Several weeks ago, I got an email from an NYT education writer who was writing an article about MFAs. And I was like, whoah, exciting, it’d be good publicity to have my name in the Times. Anyway, while talking to her, it became clear that the reason she’d contacted me was because of this blog post I’d read.
Now, I sort of stand by the things in that article. As a general principle, the structure of the MFA system is very classist, because it discriminates against people who don’t have time to take two years off from life. And I am fine saying that kind of thing when I control the message. However, I also went to an MFA program where the professors were really good to me. For one thing, they admitted me, even though I wrote science fiction. And they critiqued my work seriously. It was a very good place! And ever since reading The Journalist and the Murderer I’ve become uncomfortably aware that the principal role of journalists is to use a sense of camraderie in order to get people to say things that are against their self-interest. So I knew that if I said anything in the interview like what I’d said in the post, then my name would forever be linked to a quote wherein I slammed the MFA system for being classist, which would be: a) kind of rude to my program, since it’d be seen as an indictment of Hopkins more than anywhere else; and b) a little bit of a strange thing for me to complain about, since I come from an extremely upper-class background.

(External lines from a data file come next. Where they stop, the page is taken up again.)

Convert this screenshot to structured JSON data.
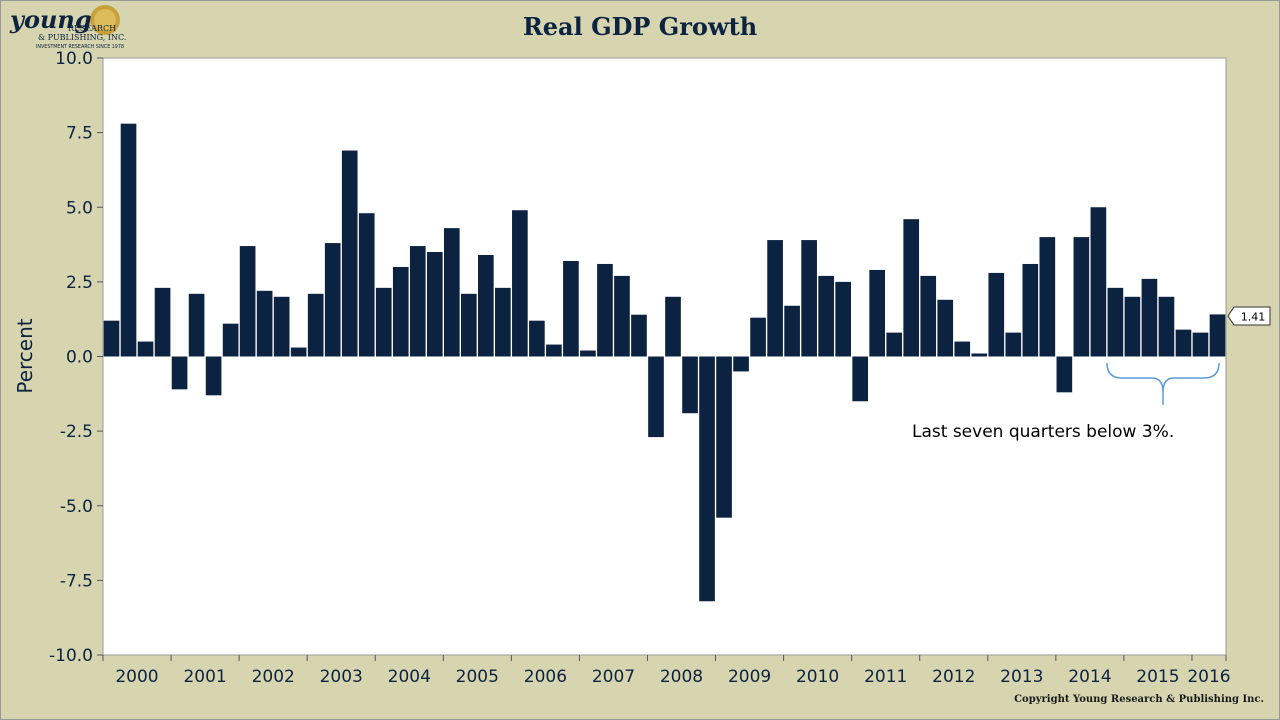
{
  "logo": {
    "brand": "young",
    "line1": "RESEARCH",
    "line2": "& PUBLISHING, INC.",
    "tagline": "INVESTMENT RESEARCH SINCE 1978"
  },
  "copyright": "Copyright Young Research & Publishing Inc.",
  "chart_data": {
    "type": "bar",
    "title": "Real GDP Growth",
    "ylabel": "Percent",
    "xlabel": "",
    "ylim": [
      -10.0,
      10.0
    ],
    "yticks": [
      "10.0",
      "7.5",
      "5.0",
      "2.5",
      "0.0",
      "-2.5",
      "-5.0",
      "-7.5",
      "-10.0"
    ],
    "ytick_values": [
      10.0,
      7.5,
      5.0,
      2.5,
      0.0,
      -2.5,
      -5.0,
      -7.5,
      -10.0
    ],
    "grid": false,
    "years": [
      "2000",
      "2001",
      "2002",
      "2003",
      "2004",
      "2005",
      "2006",
      "2007",
      "2008",
      "2009",
      "2010",
      "2011",
      "2012",
      "2013",
      "2014",
      "2015",
      "2016"
    ],
    "values": [
      1.2,
      7.8,
      0.5,
      2.3,
      -1.1,
      2.1,
      -1.3,
      1.1,
      3.7,
      2.2,
      2.0,
      0.3,
      2.1,
      3.8,
      6.9,
      4.8,
      2.3,
      3.0,
      3.7,
      3.5,
      4.3,
      2.1,
      3.4,
      2.3,
      4.9,
      1.2,
      0.4,
      3.2,
      0.2,
      3.1,
      2.7,
      1.4,
      -2.7,
      2.0,
      -1.9,
      -8.2,
      -5.4,
      -0.5,
      1.3,
      3.9,
      1.7,
      3.9,
      2.7,
      2.5,
      -1.5,
      2.9,
      0.8,
      4.6,
      2.7,
      1.9,
      0.5,
      0.1,
      2.8,
      0.8,
      3.1,
      4.0,
      -1.2,
      4.0,
      5.0,
      2.3,
      2.0,
      2.6,
      2.0,
      0.9,
      0.8,
      1.41
    ],
    "last_value_label": "1.41",
    "annotation": "Last seven quarters below 3%."
  }
}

(The things I could say, without sounding ridiculous, would be that the MFA system is racist and homophobic, but those things aren’t really true. Or, at least, MFA programs are certainly much less racist and homophobic than the sci-fi/fantasy world.)
So anyway, I was extremely cagey during this interview and in fact I asked the reporter to send me any quotes from me before she used them, on the principle that she’d be embarrassed to print anything too detrimental to my interest if she actually had to own up, to me, that she was doing it. (However, even though she promised to do that, she didn’t actually send me the quotes.)
Anyway, for these reasons I was fairly certain that they wouldn’t use any quotes from me, since it can’t be hard to find an MFA student or graduate who’s willing to publicly say things that are much more provocative than I will. But whatever, they did end up putting in a quote by me and that makes me happy. The quote they used came from a bit where I talked about how I kind of feel like life in the MFA is too easy and you get too much instant gratification (via people saying nice things about your writing) and that it’s not really a good preparation for the real thing that makes or breaks a writing career, which is the ability to work and work and work even though no one in the world cares whether you produce a story or not.
(What also makes me happy: they extensively quoted my favorite Hopkins professor–Jean McGarry. I love her. What she said was actually pretty incendiary, which is that writers expect more hand-holding nowadays than they used to, and that that’s a reflection of a change in the times. And I have no idea whether that’s true, but that’s at least an interesting thing to say, right? Anyway, that also made me really happy I didn’t provide a more incendiary quote, since I’d have been really unhappy to have it featured right under the one from McGarry.)